When Things Don’t Go According to Plan
Have you ever had one of those days when you are feeling it? You know what I am talking about. The to-do list is dwindling down by the minute because you are checking things off. The laundry is in, emails are being controlled, kids are pleasant and it's smooth sailing.
This is when I start to think I might have figured out the secret. How to do it all and still be nice!
I am a champion, hear me roar!
Too far? I know… just ignore me.
Any who, I was having one of those days a little while ago and wow I was so proud of myself. Mentally I was taking notes so I could feel like this every day. “Yep, this is it. This is how you do it”

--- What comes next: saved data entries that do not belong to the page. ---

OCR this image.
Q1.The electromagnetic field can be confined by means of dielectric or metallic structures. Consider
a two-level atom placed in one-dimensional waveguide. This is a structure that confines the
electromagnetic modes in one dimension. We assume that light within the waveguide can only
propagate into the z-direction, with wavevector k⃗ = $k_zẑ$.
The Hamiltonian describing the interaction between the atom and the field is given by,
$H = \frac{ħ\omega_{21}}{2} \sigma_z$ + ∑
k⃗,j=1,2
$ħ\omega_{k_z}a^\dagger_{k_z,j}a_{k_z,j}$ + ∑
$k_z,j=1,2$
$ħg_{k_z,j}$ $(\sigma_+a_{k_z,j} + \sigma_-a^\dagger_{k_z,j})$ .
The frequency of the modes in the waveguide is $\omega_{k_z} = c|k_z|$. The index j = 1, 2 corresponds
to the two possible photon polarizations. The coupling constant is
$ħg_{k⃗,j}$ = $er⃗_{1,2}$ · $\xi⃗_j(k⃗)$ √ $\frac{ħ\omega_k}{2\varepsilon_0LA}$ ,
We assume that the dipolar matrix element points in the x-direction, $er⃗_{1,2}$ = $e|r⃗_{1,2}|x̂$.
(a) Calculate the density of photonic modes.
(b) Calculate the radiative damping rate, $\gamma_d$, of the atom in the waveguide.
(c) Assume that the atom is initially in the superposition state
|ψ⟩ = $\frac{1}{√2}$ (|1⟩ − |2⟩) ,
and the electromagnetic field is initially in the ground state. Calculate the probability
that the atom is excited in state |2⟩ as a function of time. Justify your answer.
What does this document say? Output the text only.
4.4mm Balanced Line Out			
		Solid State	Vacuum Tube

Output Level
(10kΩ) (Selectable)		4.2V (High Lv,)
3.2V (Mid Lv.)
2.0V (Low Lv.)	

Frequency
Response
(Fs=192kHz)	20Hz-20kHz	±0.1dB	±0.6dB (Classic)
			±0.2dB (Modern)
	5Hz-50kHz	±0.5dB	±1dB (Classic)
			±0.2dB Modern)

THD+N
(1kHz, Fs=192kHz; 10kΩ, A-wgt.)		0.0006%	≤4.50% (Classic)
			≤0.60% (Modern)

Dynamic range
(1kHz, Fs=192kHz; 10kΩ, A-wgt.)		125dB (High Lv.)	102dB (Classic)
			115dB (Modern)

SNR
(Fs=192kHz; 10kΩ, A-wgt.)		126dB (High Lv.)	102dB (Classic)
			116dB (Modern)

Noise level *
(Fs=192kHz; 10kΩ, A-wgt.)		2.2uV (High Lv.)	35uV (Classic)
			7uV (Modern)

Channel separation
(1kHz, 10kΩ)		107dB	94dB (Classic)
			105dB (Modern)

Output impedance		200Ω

But then, basically right before dinner time, the walls of my treacherous fort of order, agenda and perfection came crashing down. My husband decided to start a massive project in the middle of the living area, the kids were hungry and (I am sure you couldn’t see the writing on the wall), I was tired. All my doing, rushing, accomplishing had left me tired.
To top it all off, why wasn’t everyone complying to my plans to relax in the evening. To chill and have a nice quiet night at home. I mean this was it. The rest of the week brings activities for the kiddos every.single.night. Basketball, dance, church, birthday parties… I mean this is not news to you all. This is just life. And a good life at that. Blessings really if I am honest!
So, I begrudgingly helped my husband with the project. We ate dinner. The kids were crazy as always. (I mean why do they get some weird second wind as we approach bedtime) Needless to say at bedtime, I had no words left. My mind and body had no capacity left to give. This happens a lot, just being honest here. So, off to bed we all went.
The next morning in my quiet time with the Lord, I was reflecting on what had went wrong the night before. I mean things were going so well. Am I that rigid? Am I that screwed up? Well, yes is the answer to both of those.
But the Lord started to show me other perspectives. My husband was thinking this was the only night to get this project put together and he thought it would make me happy, as it was something I wanted. And the kids were just being kids after a long day of school and practice. The problem was me and my agenda.
Sometimes, I get so focused on my plans, my ideas and my itinerary that I miss others. As the Lord revealed that to me, I was like “Do I do that to you Lord?” …. Umm yeah
But here’s the rub, we all do. We all have ideas, plans and ways we think God should deliver or act. We have ideas of how He should perform here and here. How He needs to do X, Y, Z in our lives. And He needs to fix ____ while He’s at it. I am guilty of telling God my plans and asking him to bless them. Geez…
News Flash: He doesn’t work that way. He loves me and you too much to bless our measly idea of the future plans.
He is an all knowing, powerful God. If I slow down long enough to be honest with myself, I want an all-knowing God that can see the future to make my plans, not me. I also know there are things that I need to learn, humbly learn to be a better mom, wife and child of God. And I can’t learn them if it's my way or the highway all the time.
Humility and surrender are not learned or practiced when everything is happening perfectly in the kingdom of ourselves.
That morning I was thankful for a merciful God that sees me rushing around, head held high, thinking I was all good on my own, and still loves me the same. I was quickly reminded that I am a child of God, not a god. Bless my heart, I get so off base easily.
So, today let us humbly seek what God has in store for us. May we listen to His promptings to slow down, notice others in our lives and consider other perspectives. It just might change our lives and someone else’s.
For the record, I apologized to my husband and kiddos for being a rude jerk the night before. I needed too.